To Dog: What’s deplorable about cheating on the NCAA cartel?
Dog to UO matters.
I am a purist. I think amateur athletics should be practiced in a sanctified manner so that the athlete can be truest to their sport. More Zen, less hype.
In the real world of economics, yeah, go ahead and cheat because everyone else does – that’s the market. As you say, just don’t get caught…
In NCAA versus athletic department, why do we have to pick a side? I’m with neither. Universities are institutions of learning, and the rules on amateurism were designed to keep the “student” part first in student-athlete. Once upon a time that was not such a big deal. Now there’s all this money sloshing around and some young men are getting exploited. That’s not fair to them. But why does the fix have to involve the academic side surrendering our principles by grafting a pro sports league onto universities where it doesn’t belong (and where it will probably suck even more resources after we start paying the athletes)? Here’s a radical idea: let’s stick up for the idea that you go to college to receive an education.
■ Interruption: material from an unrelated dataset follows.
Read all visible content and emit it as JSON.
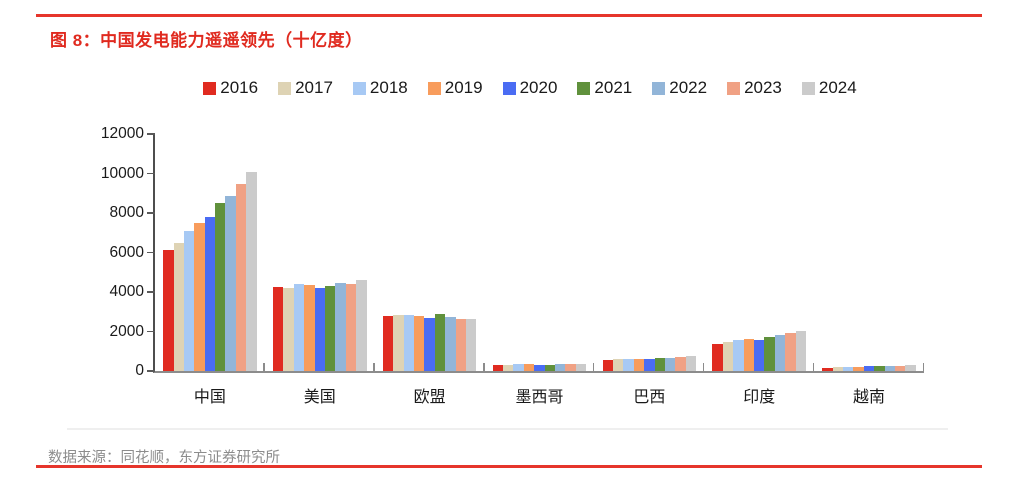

Hold athletes and non-athletes to the same admissions standards, insist that all students have access to the same educational resources and privileges, and let the market sort out what to do with athletically talented high school graduates who can’t get in to college or don’t want to go and be amateurs.
And you wonder why Eugene is considered one of the birthplaces of the anarchist movement. NCAA, laws, policies, rules all not working for the UO and we need to go after those who try to impose on us. We are special and almost won a national championship regardless of the true price…our integrity and reputation but hey it’s 2011.